Muslims and US Politics Today: A Defining Moment by Mohammad Hasan Khalil, 2019.Harvard University Press
The twenty-first century has been a volatile period for American Muslims. Yet American Muslims now have unprecedented avenues of influence in U.S. politics. Anti-Muslim hate crimes peaked after September 11, 2001, then increased again after 2014. Hate crimes and other forms of anti-Muslim bias have been accelerating since the candidacy and presidency of Donald Trump. Muslims and US Politics Today explores the various representations of Muslims in American political and civic life, the myriad ways American Muslims are affected by politics, and how American Muslims are engaging political life as individuals and communities. This integrative volume reaches back to presidential elections after 9/11 (Edward E. Curtis), further back to Iranian immigrants after the Iranian Revolution (Mohsen Mobasher), and back even to fundamentals of religious freedom in the United States (Kambiz GhaneaBissiri; Mucahit Bilici). Aspects of anti-Muslim politics and marginalization, as well as mobilization and activism, are covered in essays by Salah Hassan, Evelyn Alsultany, Juliane Hammer, Alisa Perkins, and Sally Howell. In a final section on rethinking Muslim politics, Donna Auston and Sylvia Chan-Malik dialogue on Black American Islam and Junaid Rana looks broadly to a global Muslim left. In this critically-timed volume, editor Mohamed Hassan Khalil has drawn together leading scholars to provide a deep look at the rich political history and future of American Muslims.
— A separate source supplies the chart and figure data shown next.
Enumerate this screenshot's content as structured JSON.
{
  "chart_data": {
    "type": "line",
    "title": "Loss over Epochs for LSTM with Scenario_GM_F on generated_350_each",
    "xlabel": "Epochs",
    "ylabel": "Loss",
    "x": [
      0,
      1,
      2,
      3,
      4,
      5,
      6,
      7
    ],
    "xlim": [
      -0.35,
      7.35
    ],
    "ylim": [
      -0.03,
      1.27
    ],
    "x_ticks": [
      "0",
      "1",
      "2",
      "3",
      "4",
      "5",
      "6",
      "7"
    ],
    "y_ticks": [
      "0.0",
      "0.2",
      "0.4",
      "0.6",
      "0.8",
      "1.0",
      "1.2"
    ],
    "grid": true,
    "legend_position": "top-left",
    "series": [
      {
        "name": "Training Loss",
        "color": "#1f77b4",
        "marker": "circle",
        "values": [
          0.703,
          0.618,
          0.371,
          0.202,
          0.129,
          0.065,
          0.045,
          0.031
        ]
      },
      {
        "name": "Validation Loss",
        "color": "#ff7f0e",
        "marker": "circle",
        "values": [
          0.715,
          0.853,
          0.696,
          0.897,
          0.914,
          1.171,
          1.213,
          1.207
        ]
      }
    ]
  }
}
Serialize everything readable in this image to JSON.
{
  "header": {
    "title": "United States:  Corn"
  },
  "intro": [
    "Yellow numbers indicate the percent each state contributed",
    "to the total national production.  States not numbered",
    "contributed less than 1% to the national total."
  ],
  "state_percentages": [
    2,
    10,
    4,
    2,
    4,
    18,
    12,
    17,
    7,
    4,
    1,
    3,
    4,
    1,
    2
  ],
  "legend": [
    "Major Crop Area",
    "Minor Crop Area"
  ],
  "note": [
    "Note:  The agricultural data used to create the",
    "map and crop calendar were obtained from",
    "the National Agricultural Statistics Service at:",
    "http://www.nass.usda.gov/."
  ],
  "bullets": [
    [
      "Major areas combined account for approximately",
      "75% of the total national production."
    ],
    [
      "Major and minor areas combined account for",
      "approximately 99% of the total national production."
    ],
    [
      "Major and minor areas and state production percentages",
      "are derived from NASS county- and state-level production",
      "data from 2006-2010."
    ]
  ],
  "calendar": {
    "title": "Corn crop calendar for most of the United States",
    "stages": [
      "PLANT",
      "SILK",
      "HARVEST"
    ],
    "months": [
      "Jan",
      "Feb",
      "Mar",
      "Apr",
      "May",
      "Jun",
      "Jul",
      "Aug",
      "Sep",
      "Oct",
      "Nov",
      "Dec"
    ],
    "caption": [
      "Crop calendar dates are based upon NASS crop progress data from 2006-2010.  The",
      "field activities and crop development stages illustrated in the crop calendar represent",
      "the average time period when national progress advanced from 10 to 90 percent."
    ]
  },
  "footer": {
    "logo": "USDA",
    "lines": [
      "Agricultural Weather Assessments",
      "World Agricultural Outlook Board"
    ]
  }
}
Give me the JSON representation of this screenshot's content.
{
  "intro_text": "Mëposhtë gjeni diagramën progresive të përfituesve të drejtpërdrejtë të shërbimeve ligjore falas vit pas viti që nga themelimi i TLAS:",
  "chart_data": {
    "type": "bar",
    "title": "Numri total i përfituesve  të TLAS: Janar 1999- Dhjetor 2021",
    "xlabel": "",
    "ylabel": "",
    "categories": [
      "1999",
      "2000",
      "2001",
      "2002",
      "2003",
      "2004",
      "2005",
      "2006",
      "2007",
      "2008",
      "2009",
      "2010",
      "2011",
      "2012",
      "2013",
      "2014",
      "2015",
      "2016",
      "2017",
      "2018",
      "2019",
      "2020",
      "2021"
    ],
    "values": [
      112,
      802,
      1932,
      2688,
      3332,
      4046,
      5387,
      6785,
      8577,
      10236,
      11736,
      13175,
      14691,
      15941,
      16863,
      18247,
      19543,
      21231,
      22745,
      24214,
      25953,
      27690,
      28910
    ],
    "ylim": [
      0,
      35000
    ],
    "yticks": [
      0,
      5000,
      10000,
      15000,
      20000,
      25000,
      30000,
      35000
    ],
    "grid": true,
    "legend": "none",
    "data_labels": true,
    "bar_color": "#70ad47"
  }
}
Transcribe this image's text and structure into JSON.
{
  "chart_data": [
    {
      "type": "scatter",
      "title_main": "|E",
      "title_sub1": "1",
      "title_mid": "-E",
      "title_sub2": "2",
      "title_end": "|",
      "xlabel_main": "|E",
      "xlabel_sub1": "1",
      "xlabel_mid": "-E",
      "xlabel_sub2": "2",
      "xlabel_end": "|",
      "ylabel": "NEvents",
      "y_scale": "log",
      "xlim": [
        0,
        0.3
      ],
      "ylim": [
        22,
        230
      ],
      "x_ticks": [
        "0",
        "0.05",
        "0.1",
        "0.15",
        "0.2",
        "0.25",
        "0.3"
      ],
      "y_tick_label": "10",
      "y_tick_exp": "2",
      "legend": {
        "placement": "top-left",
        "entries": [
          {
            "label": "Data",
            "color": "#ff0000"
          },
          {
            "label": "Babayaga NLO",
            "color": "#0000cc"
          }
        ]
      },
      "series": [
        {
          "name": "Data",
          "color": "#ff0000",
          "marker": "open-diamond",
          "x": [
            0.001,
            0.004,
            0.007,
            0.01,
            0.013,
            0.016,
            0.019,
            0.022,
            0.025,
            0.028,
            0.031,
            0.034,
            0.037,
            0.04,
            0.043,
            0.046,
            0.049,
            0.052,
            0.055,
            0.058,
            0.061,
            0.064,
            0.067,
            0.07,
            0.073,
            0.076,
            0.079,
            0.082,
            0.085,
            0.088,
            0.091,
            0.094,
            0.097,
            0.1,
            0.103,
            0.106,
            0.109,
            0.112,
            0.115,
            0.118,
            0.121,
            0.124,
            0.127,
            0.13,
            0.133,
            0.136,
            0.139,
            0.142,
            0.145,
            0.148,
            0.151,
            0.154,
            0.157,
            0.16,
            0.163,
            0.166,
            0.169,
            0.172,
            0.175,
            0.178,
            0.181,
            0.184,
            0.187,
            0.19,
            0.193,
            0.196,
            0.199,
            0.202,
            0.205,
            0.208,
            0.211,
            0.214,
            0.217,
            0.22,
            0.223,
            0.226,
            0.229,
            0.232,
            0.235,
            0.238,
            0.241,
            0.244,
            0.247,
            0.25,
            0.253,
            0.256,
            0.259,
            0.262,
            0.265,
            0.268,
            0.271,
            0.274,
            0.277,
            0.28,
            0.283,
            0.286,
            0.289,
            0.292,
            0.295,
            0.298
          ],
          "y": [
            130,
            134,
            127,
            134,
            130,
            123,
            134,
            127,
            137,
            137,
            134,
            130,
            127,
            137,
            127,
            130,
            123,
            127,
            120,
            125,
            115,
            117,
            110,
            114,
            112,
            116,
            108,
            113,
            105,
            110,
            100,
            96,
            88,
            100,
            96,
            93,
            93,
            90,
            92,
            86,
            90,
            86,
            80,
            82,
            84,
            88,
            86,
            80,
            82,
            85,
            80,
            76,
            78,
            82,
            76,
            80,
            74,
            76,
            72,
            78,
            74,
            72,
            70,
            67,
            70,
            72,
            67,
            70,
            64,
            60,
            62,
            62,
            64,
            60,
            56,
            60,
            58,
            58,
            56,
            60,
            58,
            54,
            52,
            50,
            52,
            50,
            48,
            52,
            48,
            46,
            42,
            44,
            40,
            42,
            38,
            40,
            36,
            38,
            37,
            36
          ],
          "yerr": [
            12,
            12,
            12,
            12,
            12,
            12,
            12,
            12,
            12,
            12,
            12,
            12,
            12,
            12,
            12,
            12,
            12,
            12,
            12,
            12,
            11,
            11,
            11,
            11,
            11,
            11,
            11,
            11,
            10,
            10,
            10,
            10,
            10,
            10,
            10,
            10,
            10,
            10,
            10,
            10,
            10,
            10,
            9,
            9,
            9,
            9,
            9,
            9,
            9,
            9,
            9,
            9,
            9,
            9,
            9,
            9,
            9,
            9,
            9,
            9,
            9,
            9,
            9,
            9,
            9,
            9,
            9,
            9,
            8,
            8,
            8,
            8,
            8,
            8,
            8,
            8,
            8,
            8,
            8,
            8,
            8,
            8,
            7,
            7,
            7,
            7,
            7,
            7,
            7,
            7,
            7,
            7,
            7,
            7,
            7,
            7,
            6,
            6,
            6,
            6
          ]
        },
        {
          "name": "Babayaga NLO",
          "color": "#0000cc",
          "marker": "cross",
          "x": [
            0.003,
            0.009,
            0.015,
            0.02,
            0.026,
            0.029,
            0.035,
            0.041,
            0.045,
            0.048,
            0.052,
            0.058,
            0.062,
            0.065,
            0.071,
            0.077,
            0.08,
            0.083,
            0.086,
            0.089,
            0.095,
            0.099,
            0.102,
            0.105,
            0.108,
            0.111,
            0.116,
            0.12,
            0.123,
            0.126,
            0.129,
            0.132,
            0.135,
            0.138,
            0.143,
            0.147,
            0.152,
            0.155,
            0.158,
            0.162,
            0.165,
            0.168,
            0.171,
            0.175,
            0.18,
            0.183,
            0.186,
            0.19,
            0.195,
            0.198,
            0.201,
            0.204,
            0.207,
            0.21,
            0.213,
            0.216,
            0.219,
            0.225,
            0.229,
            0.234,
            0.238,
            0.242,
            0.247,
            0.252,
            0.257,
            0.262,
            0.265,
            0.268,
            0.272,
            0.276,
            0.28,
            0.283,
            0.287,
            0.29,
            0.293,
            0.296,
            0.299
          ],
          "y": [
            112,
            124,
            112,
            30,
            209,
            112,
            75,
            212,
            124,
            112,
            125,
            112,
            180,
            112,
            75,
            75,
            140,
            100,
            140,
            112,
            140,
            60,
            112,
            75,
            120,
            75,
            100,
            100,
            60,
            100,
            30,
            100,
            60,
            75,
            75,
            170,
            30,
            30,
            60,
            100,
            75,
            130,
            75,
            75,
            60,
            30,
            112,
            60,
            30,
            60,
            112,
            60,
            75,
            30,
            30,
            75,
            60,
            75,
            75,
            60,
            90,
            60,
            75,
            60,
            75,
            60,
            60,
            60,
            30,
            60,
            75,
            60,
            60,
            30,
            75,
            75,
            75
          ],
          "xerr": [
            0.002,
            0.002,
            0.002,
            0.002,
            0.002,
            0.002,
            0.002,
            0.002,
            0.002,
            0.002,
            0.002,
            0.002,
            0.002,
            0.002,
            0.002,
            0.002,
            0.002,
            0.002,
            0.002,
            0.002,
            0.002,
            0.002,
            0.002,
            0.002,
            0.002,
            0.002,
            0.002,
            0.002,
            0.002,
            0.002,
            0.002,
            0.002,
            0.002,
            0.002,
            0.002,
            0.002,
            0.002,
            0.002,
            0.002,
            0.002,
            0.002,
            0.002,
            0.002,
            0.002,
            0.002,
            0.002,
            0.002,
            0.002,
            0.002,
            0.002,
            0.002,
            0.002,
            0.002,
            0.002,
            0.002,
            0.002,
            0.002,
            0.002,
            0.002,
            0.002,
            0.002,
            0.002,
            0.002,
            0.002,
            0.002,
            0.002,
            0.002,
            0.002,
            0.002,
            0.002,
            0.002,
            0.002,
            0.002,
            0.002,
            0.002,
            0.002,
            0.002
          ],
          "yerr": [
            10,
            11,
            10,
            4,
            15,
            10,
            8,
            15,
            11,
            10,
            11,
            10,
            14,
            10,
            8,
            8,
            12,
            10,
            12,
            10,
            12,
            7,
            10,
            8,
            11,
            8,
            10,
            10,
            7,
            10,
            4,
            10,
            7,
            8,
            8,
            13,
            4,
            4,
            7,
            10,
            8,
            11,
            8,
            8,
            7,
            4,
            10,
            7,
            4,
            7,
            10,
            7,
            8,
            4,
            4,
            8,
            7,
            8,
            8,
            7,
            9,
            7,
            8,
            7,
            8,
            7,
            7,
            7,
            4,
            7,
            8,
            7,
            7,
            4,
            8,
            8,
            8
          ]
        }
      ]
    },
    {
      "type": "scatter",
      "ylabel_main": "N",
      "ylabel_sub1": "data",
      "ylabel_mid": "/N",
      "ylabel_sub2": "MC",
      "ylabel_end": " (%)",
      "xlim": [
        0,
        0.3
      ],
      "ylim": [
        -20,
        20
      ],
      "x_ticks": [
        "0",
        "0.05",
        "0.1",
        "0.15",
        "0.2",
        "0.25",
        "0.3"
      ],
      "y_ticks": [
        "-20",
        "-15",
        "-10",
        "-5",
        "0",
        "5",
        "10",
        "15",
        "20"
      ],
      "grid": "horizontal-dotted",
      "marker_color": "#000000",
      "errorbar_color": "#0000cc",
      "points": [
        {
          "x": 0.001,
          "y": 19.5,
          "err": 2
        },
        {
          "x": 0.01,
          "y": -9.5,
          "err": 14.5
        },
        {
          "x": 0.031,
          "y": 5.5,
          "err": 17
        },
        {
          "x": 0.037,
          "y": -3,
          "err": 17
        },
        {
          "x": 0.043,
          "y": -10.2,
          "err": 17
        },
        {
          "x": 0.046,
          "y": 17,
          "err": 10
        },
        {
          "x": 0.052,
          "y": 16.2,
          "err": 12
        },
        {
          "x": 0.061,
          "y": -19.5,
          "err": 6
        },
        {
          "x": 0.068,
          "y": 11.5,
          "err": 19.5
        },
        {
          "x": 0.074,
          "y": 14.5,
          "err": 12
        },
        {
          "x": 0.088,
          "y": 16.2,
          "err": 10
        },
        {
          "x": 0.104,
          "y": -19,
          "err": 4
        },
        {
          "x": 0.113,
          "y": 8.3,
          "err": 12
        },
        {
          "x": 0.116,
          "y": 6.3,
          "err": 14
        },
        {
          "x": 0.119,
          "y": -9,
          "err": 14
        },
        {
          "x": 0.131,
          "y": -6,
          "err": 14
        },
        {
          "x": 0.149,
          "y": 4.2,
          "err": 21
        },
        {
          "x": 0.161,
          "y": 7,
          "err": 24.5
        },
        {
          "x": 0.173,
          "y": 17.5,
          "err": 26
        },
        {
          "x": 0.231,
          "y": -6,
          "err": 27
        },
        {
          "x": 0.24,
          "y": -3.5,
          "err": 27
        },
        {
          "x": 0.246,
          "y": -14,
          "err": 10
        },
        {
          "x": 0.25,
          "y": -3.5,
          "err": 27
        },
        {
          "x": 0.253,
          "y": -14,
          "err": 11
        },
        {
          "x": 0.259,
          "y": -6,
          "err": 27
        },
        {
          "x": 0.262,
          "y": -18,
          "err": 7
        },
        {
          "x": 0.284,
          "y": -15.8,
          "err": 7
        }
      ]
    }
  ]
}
Indian Muslim Women’s Movement: For Gender Justice and Equal Citizenship (ed.) Zakia Soman & Safia Niaz, 2020 Notion Press
This collection of essays and articles captures the beginning of the Muslim women’s movement in India in the last two decades. Written at different points during the journey, these pieces provide a glimpse into the collective tumultuous journey of women demanding reform in Muslim family law in India and for equal citizenship without discrimination. This journey was undertaken by ordinary women under their own leadership. This collection highlights the challenges faced by women. It also celebrates successes such as the organization of women into groups, abolition of triple talaq and women’s entry into the mazar of Haji Ali Dargah. This book is a collection of articles written by authors, individually and jointly in various newspapers, magazines, journals and other publications. It challenges the misogynist regressive norms for women in family set by patriarchal religious groups. It calls for state accountability in providing safety, security and equality to Muslim citizens. Based on experiences and insights from grounded struggle of ordinary women, these essays give hope and provide strength in addressing discrimination through shared vision and collective democratic action. It calls out the failure of conservative religious leadership as well as elected representatives in providing an enabling environment to the community and particularly, women. It calls out certain feminists for their dual standards and for unsuccessful attempts to weaken the movement for reform in family law led by ordinary Muslim women.